Rethinking Energy Security in East Asia

Paul B. Stares
Release Date: December 1, 2000

Since the beginning of the 1990s, the security implications of East Asia’s growing demand for energy have become the focus of increasing attention and debate. To some, the prospect that East Asian countries will increasingly rely on foreign energy imports, especially from the Middle East, compete and possibly clash in the exploitation of new reserves, and expand significantly their civil nuclear power infrastructure raises a host of disquieting security concerns. Some worry that such concerns will become a potent source of regional instability and even conflict unless preventive steps are taken now to ameliorate them.

Others, however, are more sanguine about such energy-related insecurities in the belief that the global energy market and the international economy in general are changing in fundamental ways to lessen their impact on regional peace and security. Indeed, it is argued that the imperatives generated by East Asia’s energy predicament will drive the search for cooperative solutions. Meanwhile, other analysts worry more about the potential ecological risks associated with rising energy use and consider these to be by far the most pressing challenges to the well-being or “human security” of those living in the region.

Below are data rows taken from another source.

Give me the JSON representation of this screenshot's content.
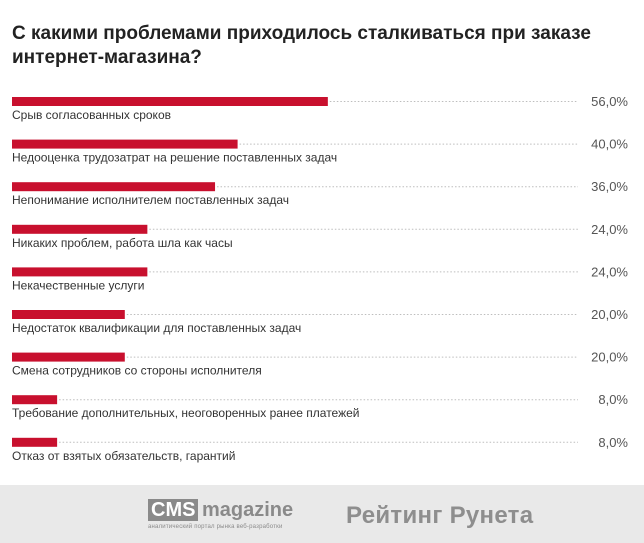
{
  "title": "С какими проблемами приходилось сталкиваться при заказе\nинтернет-магазина?",
  "chart_data": {
    "type": "bar",
    "orientation": "horizontal",
    "bar_color": "#c8102e",
    "categories": [
      "Срыв согласованных сроков",
      "Недооценка трудозатрат на решение поставленных задач",
      "Непонимание исполнителем поставленных задач",
      "Никаких проблем, работа шла как часы",
      "Некачественные услуги",
      "Недостаток квалификации для поставленных задач",
      "Смена сотрудников со стороны исполнителя",
      "Требование дополнительных, неоговоренных ранее платежей",
      "Отказ от взятых обязательств, гарантий"
    ],
    "values": [
      56.0,
      40.0,
      36.0,
      24.0,
      24.0,
      20.0,
      20.0,
      8.0,
      8.0
    ],
    "value_labels": [
      "56,0%",
      "40,0%",
      "36,0%",
      "24,0%",
      "24,0%",
      "20,0%",
      "20,0%",
      "8,0%",
      "8,0%"
    ]
  },
  "footer": {
    "cms_logo": "CMS",
    "cms_logo_suffix": "magazine",
    "cms_tagline": "аналитический портал рынка веб-разработки",
    "runet_logo": "Рейтинг Рунета"
  }
}
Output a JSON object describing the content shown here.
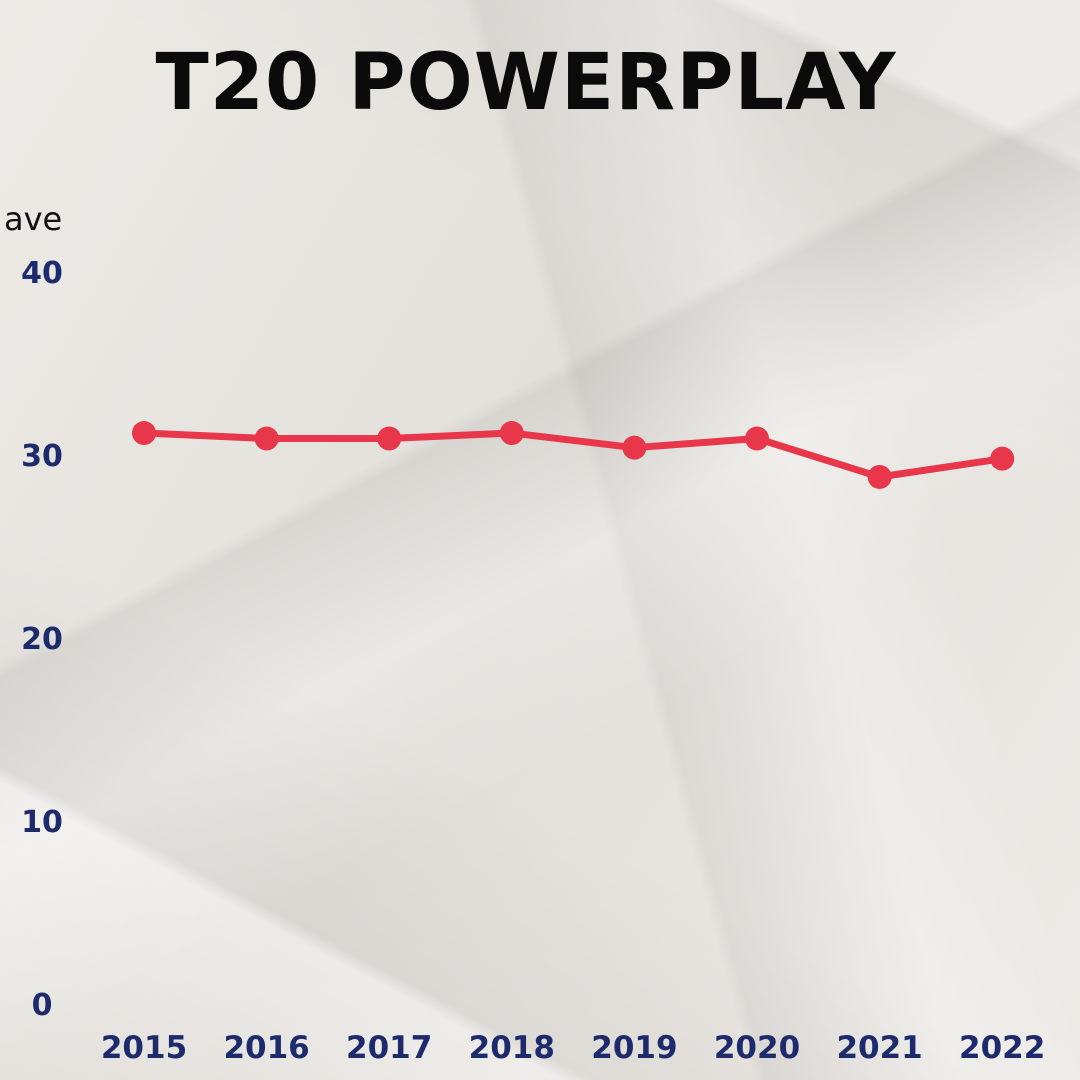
{
  "chart_data": {
    "type": "line",
    "title": "T20 POWERPLAY",
    "ylabel": "ave",
    "xlabel": "",
    "categories": [
      "2015",
      "2016",
      "2017",
      "2018",
      "2019",
      "2020",
      "2021",
      "2022"
    ],
    "series": [
      {
        "values": [
          31.2,
          30.9,
          30.9,
          31.2,
          30.4,
          30.9,
          28.8,
          29.8
        ]
      }
    ],
    "y_ticks": [
      "0",
      "10",
      "20",
      "30",
      "40"
    ],
    "ylim": [
      0,
      40
    ],
    "grid": false,
    "colors": {
      "line": "#e8364a",
      "tick_text": "#1d2a6b",
      "title": "#0b0b0b",
      "background": "#e9e6e1"
    }
  }
}
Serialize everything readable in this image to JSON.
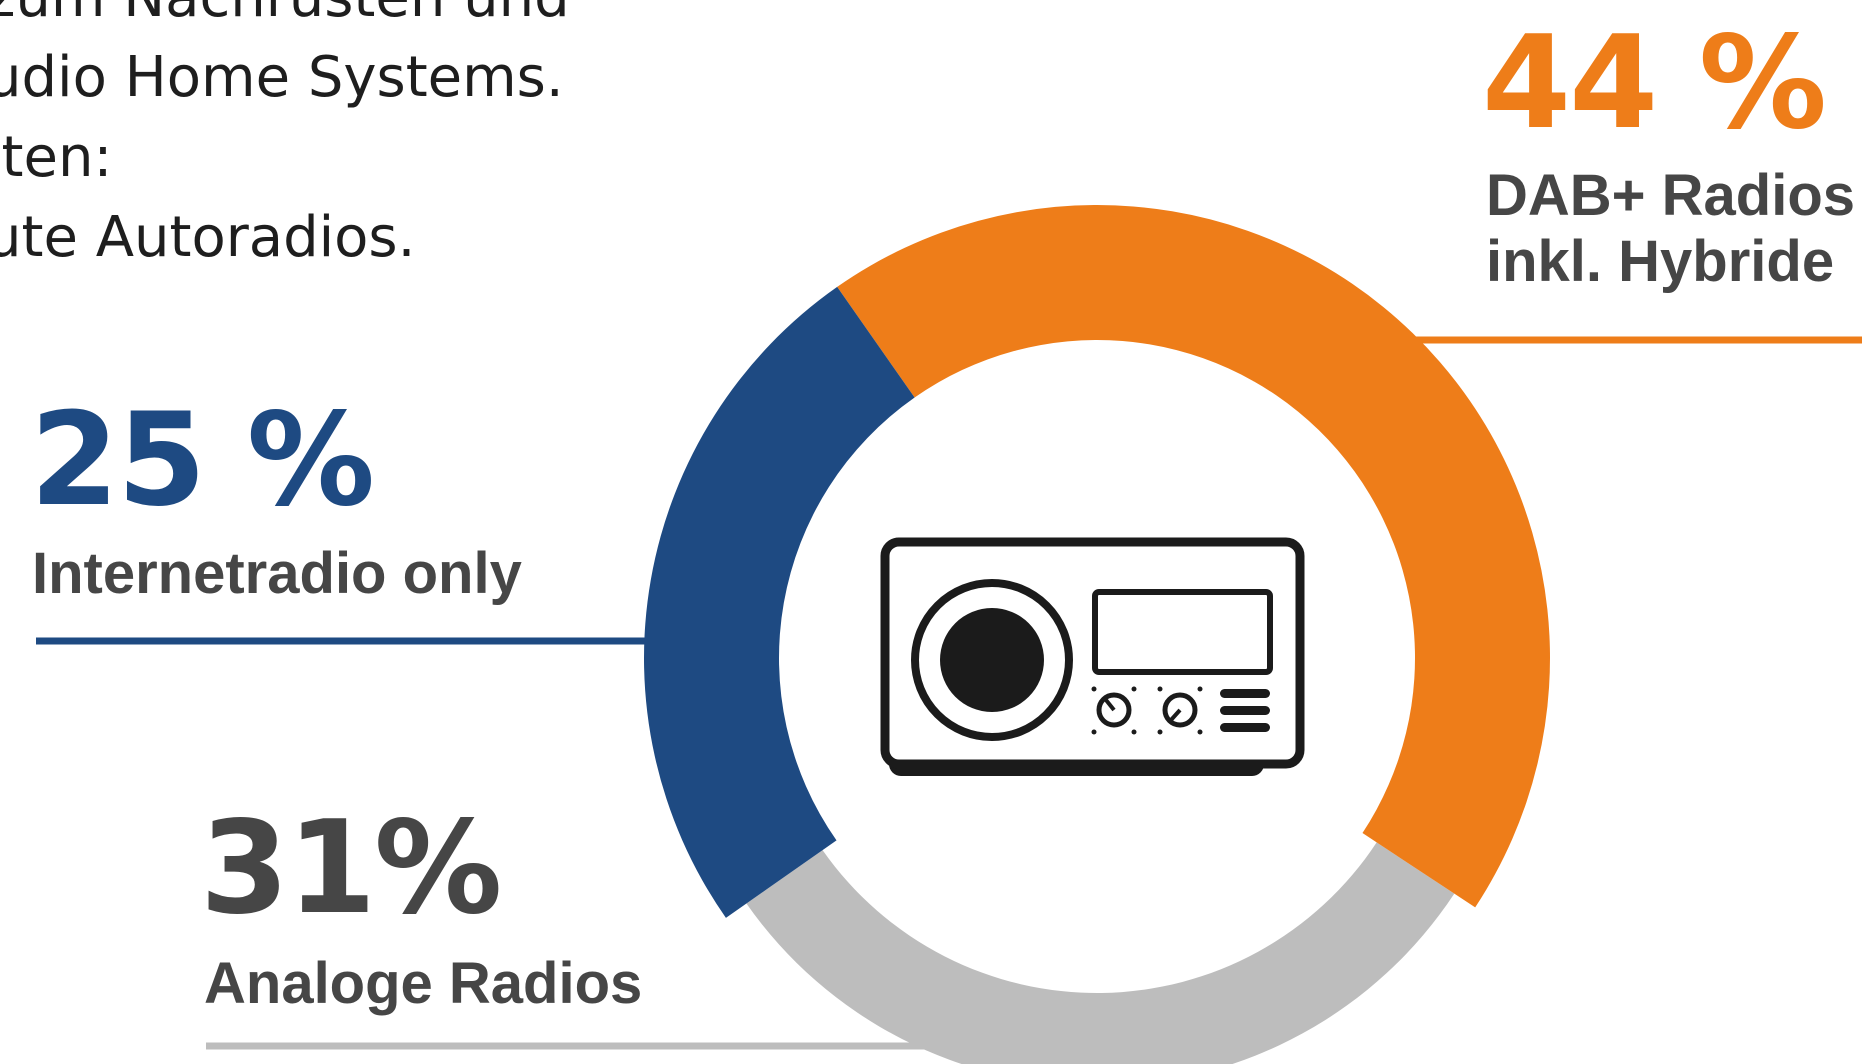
{
  "intro": {
    "lines": [
      "zum Nachrüsten und",
      "udio Home Systems.",
      "lten:",
      "ute Autoradios."
    ]
  },
  "colors": {
    "dab": "#ee7d19",
    "internet": "#1e4a82",
    "analog": "#bdbdbd",
    "label": "#464646",
    "icon": "#1b1b1b"
  },
  "icon": "radio-icon",
  "chart_data": {
    "type": "pie",
    "style": "donut",
    "categories": [
      "DAB+ Radios inkl. Hybride",
      "Internetradio only",
      "Analoge Radios"
    ],
    "values": [
      44,
      25,
      31
    ],
    "unit": "%",
    "labels": [
      {
        "value": "44 %",
        "text": [
          "DAB+ Radios",
          "inkl. Hybride"
        ]
      },
      {
        "value": "25 %",
        "text": [
          "Internetradio only"
        ]
      },
      {
        "value": "31%",
        "text": [
          "Analoge Radios"
        ]
      }
    ]
  }
}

In this book, leading experts from seven countries–Japan, Russia, China, the United States, South Korea, Taiwan, and Malaysia–assess these contrasting energy security issues for their likely impact. As such, this book represents the first in-depth study on the topic from primarily an Asian perspective. Moreover, by examining both the “classical” energy security questions of supply and demand as well as the ecological and human security consequences of growing energy use in East Asia, the book provides the first truly comprehensive assessment of the key issues.